I actually ended up expanding on this a bit in a different comment thread, if you're interested. :) [1]

It's a tough position to be in because the thing that really gets heads turning is regulation, licensing, and fines, but...when it comes to website design (assuming we're not talking about illicit material) I get queasy at the idea of (the/any) government saying, "You're not running your website the right way! Pay us money!" Perhaps the few exceptions being something like: PII storage, or payment processing.

I dread the idea of anyone saying you have to, say, use a specific font type or whatever, you know? I don't want to put that burden on website owners, or complicate my own life.

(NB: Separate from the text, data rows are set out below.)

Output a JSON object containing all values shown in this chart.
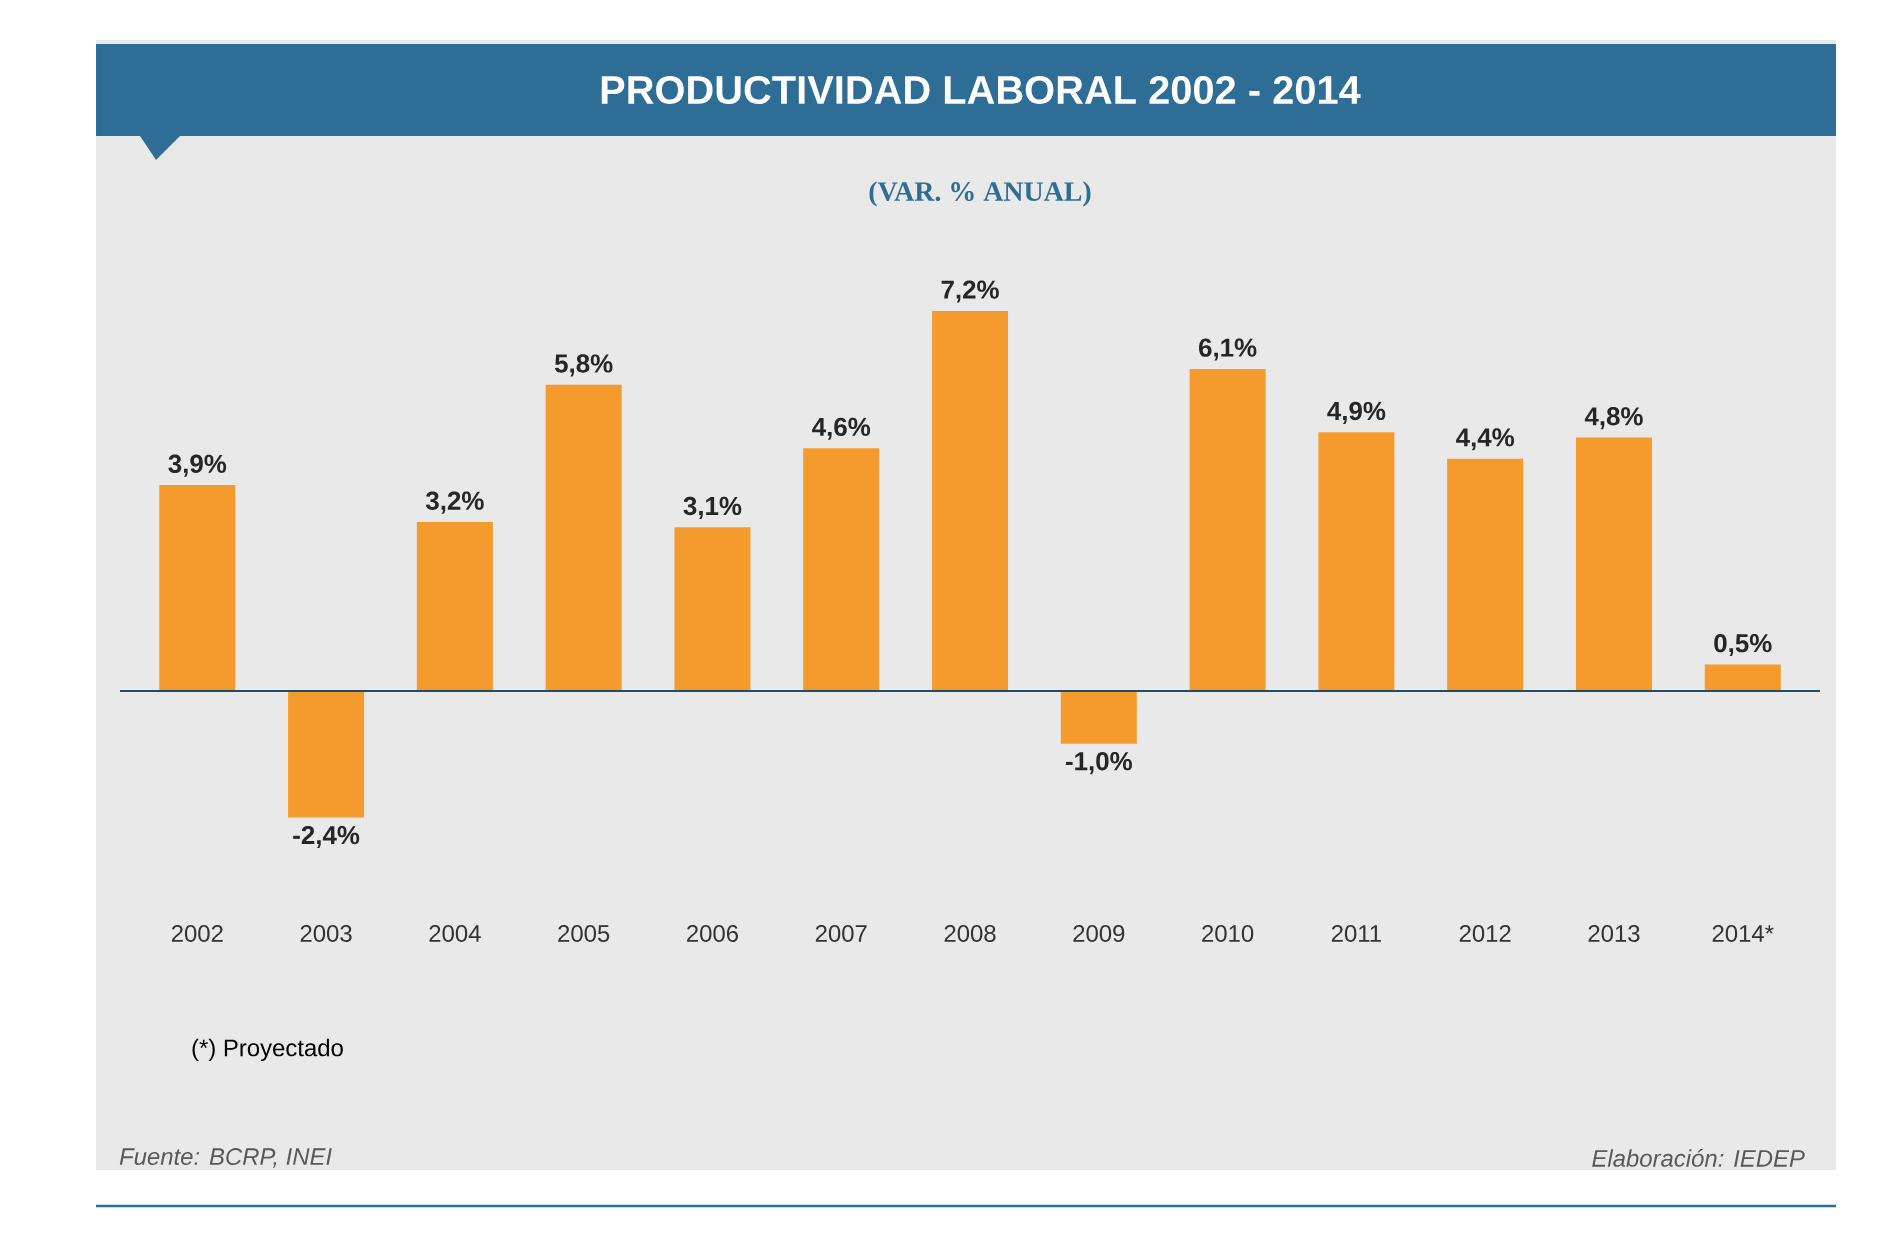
{
  "chart_data": {
    "type": "bar",
    "title": "PRODUCTIVIDAD LABORAL 2002 - 2014",
    "subtitle": "(VAR. % ANUAL)",
    "categories": [
      "2002",
      "2003",
      "2004",
      "2005",
      "2006",
      "2007",
      "2008",
      "2009",
      "2010",
      "2011",
      "2012",
      "2013",
      "2014*"
    ],
    "values": [
      3.9,
      -2.4,
      3.2,
      5.8,
      3.1,
      4.6,
      7.2,
      -1.0,
      6.1,
      4.9,
      4.4,
      4.8,
      0.5
    ],
    "value_labels": [
      "3,9%",
      "-2,4%",
      "3,2%",
      "5,8%",
      "3,1%",
      "4,6%",
      "7,2%",
      "-1,0%",
      "6,1%",
      "4,9%",
      "4,4%",
      "4,8%",
      "0,5%"
    ],
    "color": "#f59a2c",
    "annotations": [
      "(*) Proyectado",
      "Fuente: BCRP, INEI",
      "Elaboración: IEDEP"
    ],
    "ref_lines": [
      {
        "axis": "y",
        "value": 0,
        "color": "#204d69"
      }
    ],
    "grid": false,
    "tick_labels": "x"
  }
}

I'd rather inform the end user, point out the biggest offenders, and leave them be. "Detect, inform, and move on." Big scary message[2] then leave it to the user to decide what they want to do. "Oh, they're going to track me? Let me look up that VPN-thingy I keep hearing my nephew talk about."

[1] https://news.ycombinator.com/threads?id=registeredcorn#42380...

[2] https://i.imgur.com/W885J9X.png


I don't think there's much support for specifying a specific font. I do think there is support for making companies do things that don't exploit users.


This was used as an excuse by sites and advertisers to not support it actually. Because some browsers did that.

That wouldn't fly in the EU though because tracking is supposed to be opt in so enabling by default is fine.


That's exactly what killed it. Everyone started ignoring it once Edge defaulted it to on.


But without it defaulting to "on", it would have died anyway. That's why the entire effort was doomed from the very start.

The only way that anything like this can possibly succeed is through legislation.